Western military intervention via Special Forces is already underway in Libya, without formal authorisation from the unity government. Instead, the US and some large European countries seem to be working directly with specific Libyan armed groups: above all, the city-state of Misrata and General Khalifa Haftar’s Libyan National Army.
This works against the political efforts to strike a power-sharing deal including these groups. Each group involved in these bilateral relations is working on the assumption that they will become the equivalent of the Iraqi Peshmergas. That is, in exchange for fighting (or pretending to fight) ISIS, they expect to receive weapons and political support – even a de facto recognition of their autonomous control of territory.

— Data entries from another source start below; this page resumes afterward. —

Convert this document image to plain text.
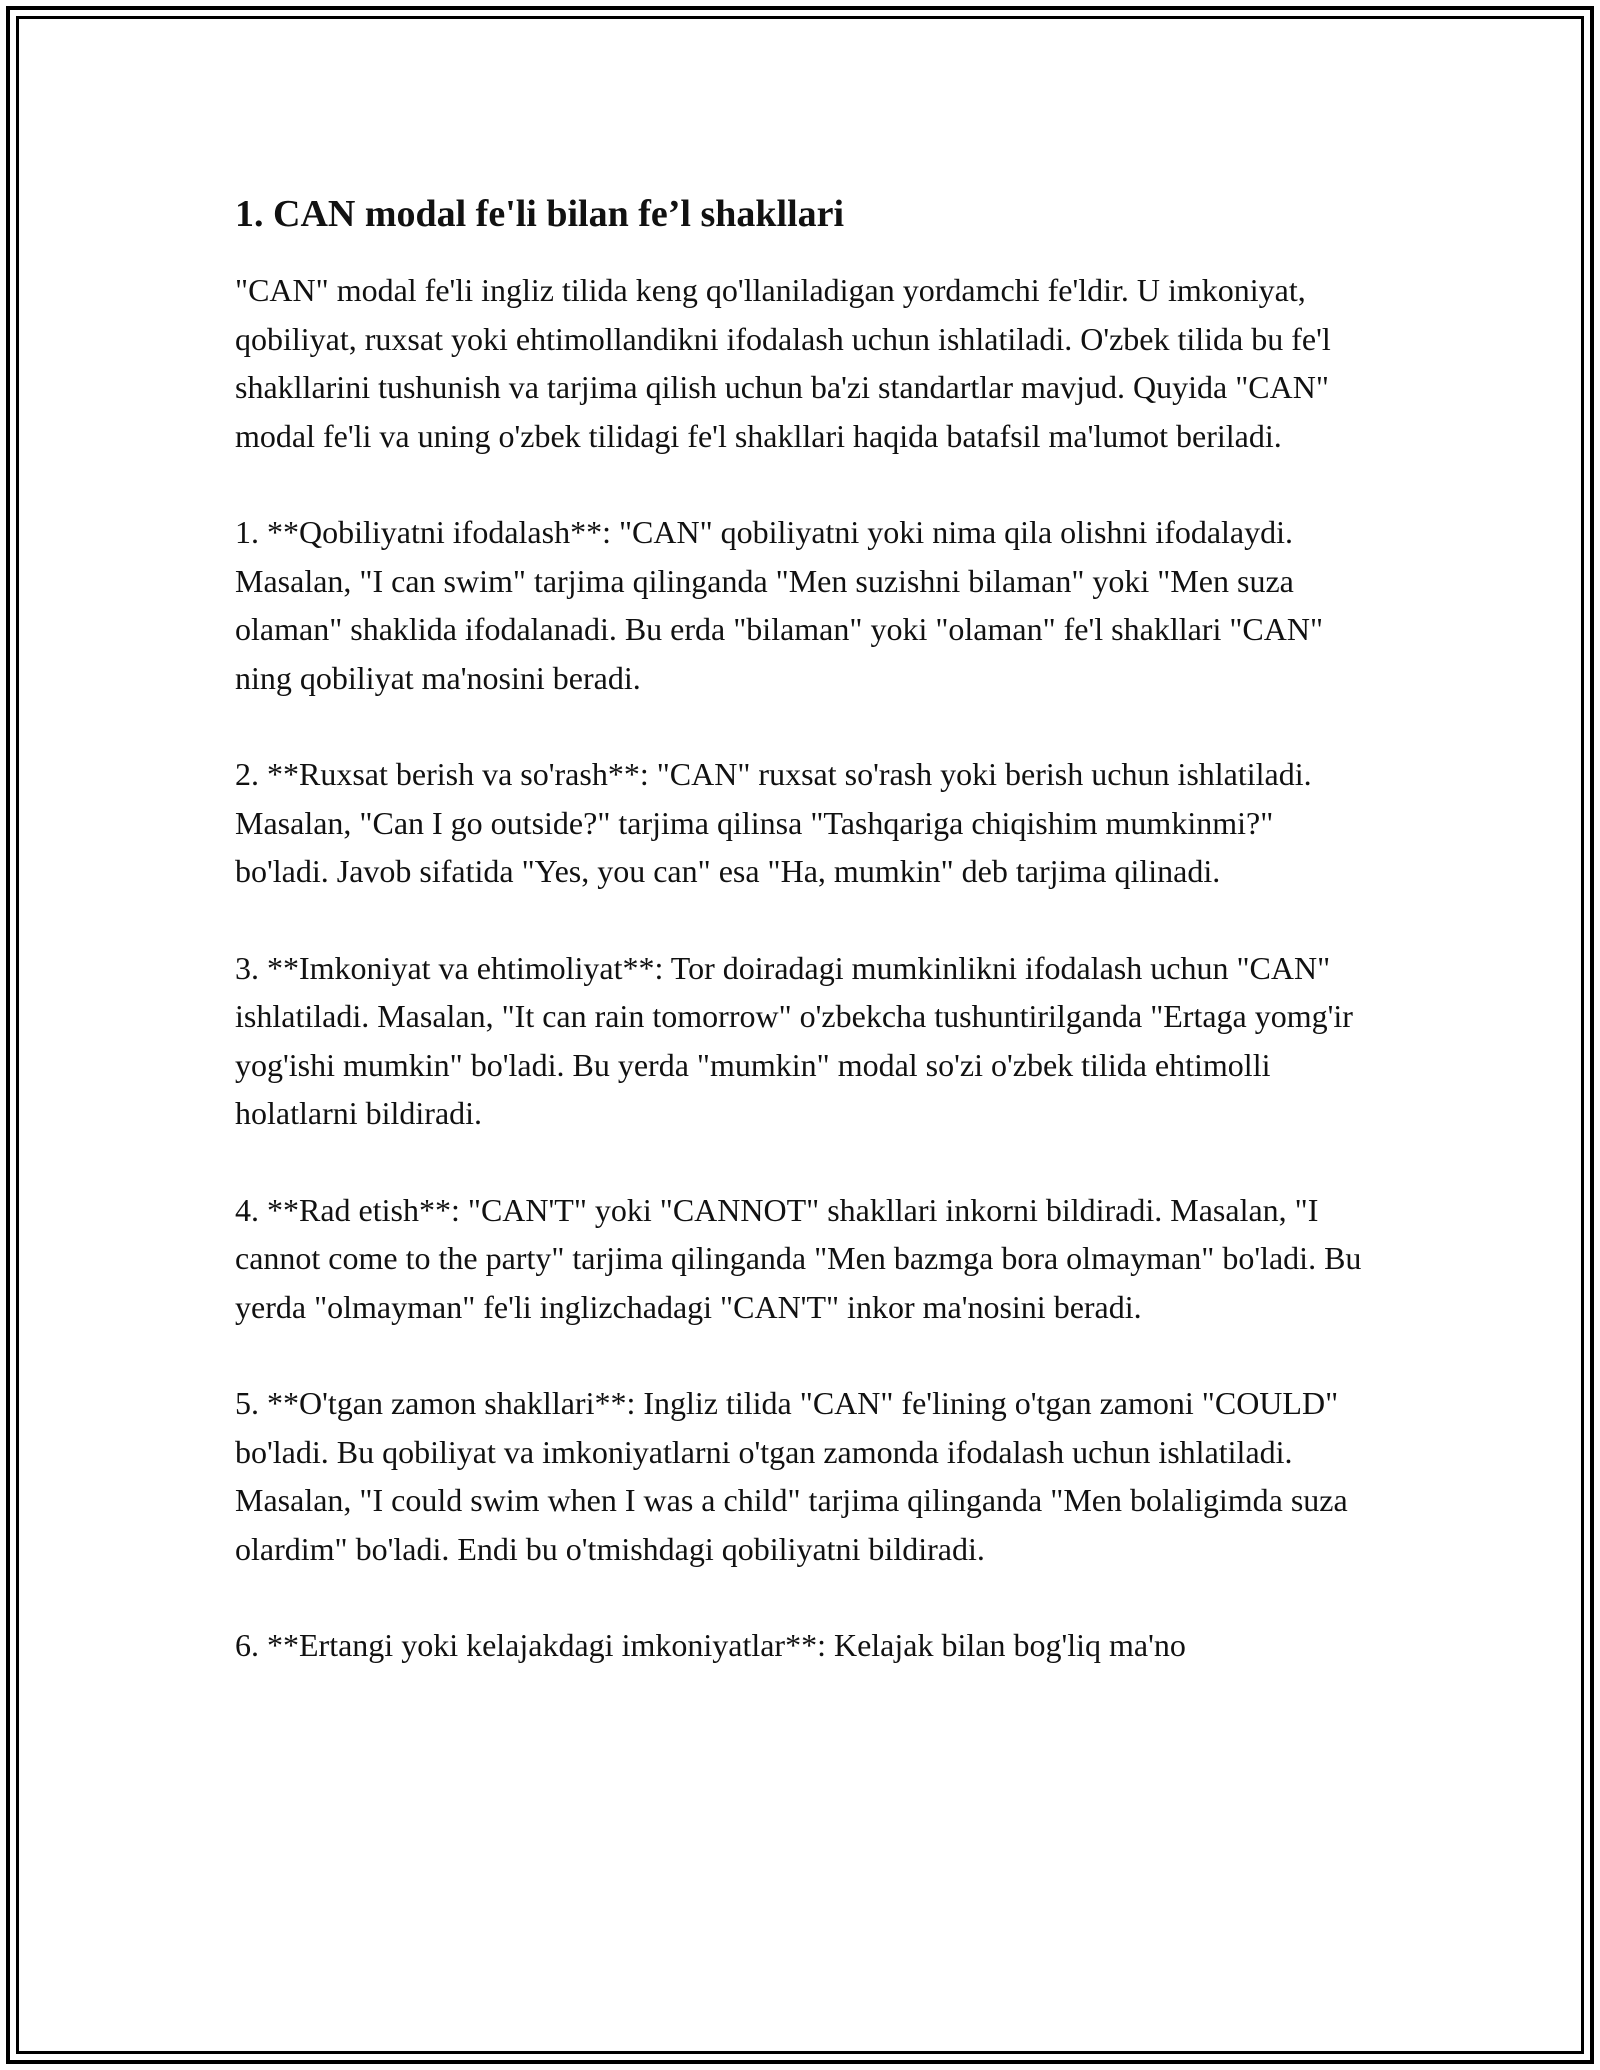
1. CAN modal fe'li bilan fe’l shakllari

"CAN" modal fe'li ingliz tilida keng qo'llaniladigan yordamchi fe'ldir. U imkoniyat, qobiliyat, ruxsat yoki ehtimollandikni ifodalash uchun ishlatiladi. O'zbek tilida bu fe'l shakllarini tushunish va tarjima qilish uchun ba'zi standartlar mavjud. Quyida "CAN" modal fe'li va uning o'zbek tilidagi fe'l shakllari haqida batafsil ma'lumot beriladi.

1. **Qobiliyatni ifodalash**: "CAN" qobiliyatni yoki nima qila olishni ifodalaydi. Masalan, "I can swim" tarjima qilinganda "Men suzishni bilaman" yoki "Men suza olaman" shaklida ifodalanadi. Bu erda "bilaman" yoki "olaman" fe'l shakllari "CAN" ning qobiliyat ma'nosini beradi.

2. **Ruxsat berish va so'rash**: "CAN" ruxsat so'rash yoki berish uchun ishlatiladi. Masalan, "Can I go outside?" tarjima qilinsa "Tashqariga chiqishim mumkinmi?" bo'ladi. Javob sifatida "Yes, you can" esa "Ha, mumkin" deb tarjima qilinadi.

3. **Imkoniyat va ehtimoliyat**: Tor doiradagi mumkinlikni ifodalash uchun "CAN" ishlatiladi. Masalan, "It can rain tomorrow" o'zbekcha tushuntirilganda "Ertaga yomg'ir yog'ishi mumkin" bo'ladi. Bu yerda "mumkin" modal so'zi o'zbek tilida ehtimolli holatlarni bildiradi.

4. **Rad etish**: "CAN'T" yoki "CANNOT" shakllari inkorni bildiradi. Masalan, "I cannot come to the party" tarjima qilinganda "Men bazmga bora olmayman" bo'ladi. Bu yerda "olmayman" fe'li inglizchadagi "CAN'T" inkor ma'nosini beradi.

5. **O'tgan zamon shakllari**: Ingliz tilida "CAN" fe'lining o'tgan zamoni "COULD" bo'ladi. Bu qobiliyat va imkoniyatlarni o'tgan zamonda ifodalash uchun ishlatiladi. Masalan, "I could swim when I was a child" tarjima qilinganda "Men bolaligimda suza olardim" bo'ladi. Endi bu o'tmishdagi qobiliyatni bildiradi.

6. **Ertangi yoki kelajakdagi imkoniyatlar**: Kelajak bilan bog'liq ma'no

A clear example of this phenomenon is the help from Egyptian and French Special Op forces to Haftar’s Libyan National Army, which has been advancing on Benghazi since February.
This type of direct support from abroad has strengthened the sense of many politicians and military leaders in eastern Libya that they don’t need to strike a power-sharing deal with the forces now supporting the unity government – first and foremost Misrata – in order to have good relations with the US and Europe.
Not by chance, the House of Representatives has repeatedly failed to take two crucial steps to move the political process forward: voting on the Government of National Accord, and amending the constitutional declaration to implement the Libyan Political Agreement. On at least three occasions, a minority of MPs close to House Speaker Agila Saleh and General Haftar have physically blocked other MPs from voting in support of the Serraj government and the agreement.
On the other hand, US and European attempts to pressure Serraj and the Presidential Council to give a green light to other forms of military intervention have run up against two political realities in Libya:
• The Presidential Council is portrayed by its opponents as a foreign puppet, installed in Tripoli only to
give the go-ahead to military intervention. Serraj is unlikely to request any form of Western military intervention for the time being, to avoid giving weight to these accusations. He made this explicit to several European foreign ministers who visited him in April 2016.
•Military intervention would require a number of political decisions on the structure of Libya’s security
sector, so that it could either fight ISIS or receive training from foreign forces. The Presidential Council would have to decide on a new military leadership and a national security council. But to do this, it
needs the power-sharing deals that are hindered by the West’s use of Special Forces and the direct relationships with the various potential “Peshmergas of Libya”, among other things.
Stepping up political efforts
There is no doubt that force is needed to eradicate ISIS from Libya, and that the unity government will need foreign assistance to build a credible and accountable security sector capable of subduing the hundreds of militias in the country.
Yet these are not mere technical decisions, and they cannot be solved with a capacity-building exercise. These are deeply political efforts. Reforming Libya’s security sector means reforming Libya’s entire power structure, which in turn affects the role that regional actors play in the country.
Instead of pretending that their Special Ops interventions will not harm the political process, the EU and its member states should bring their military strategy against ISIS into line with their support for the unity government.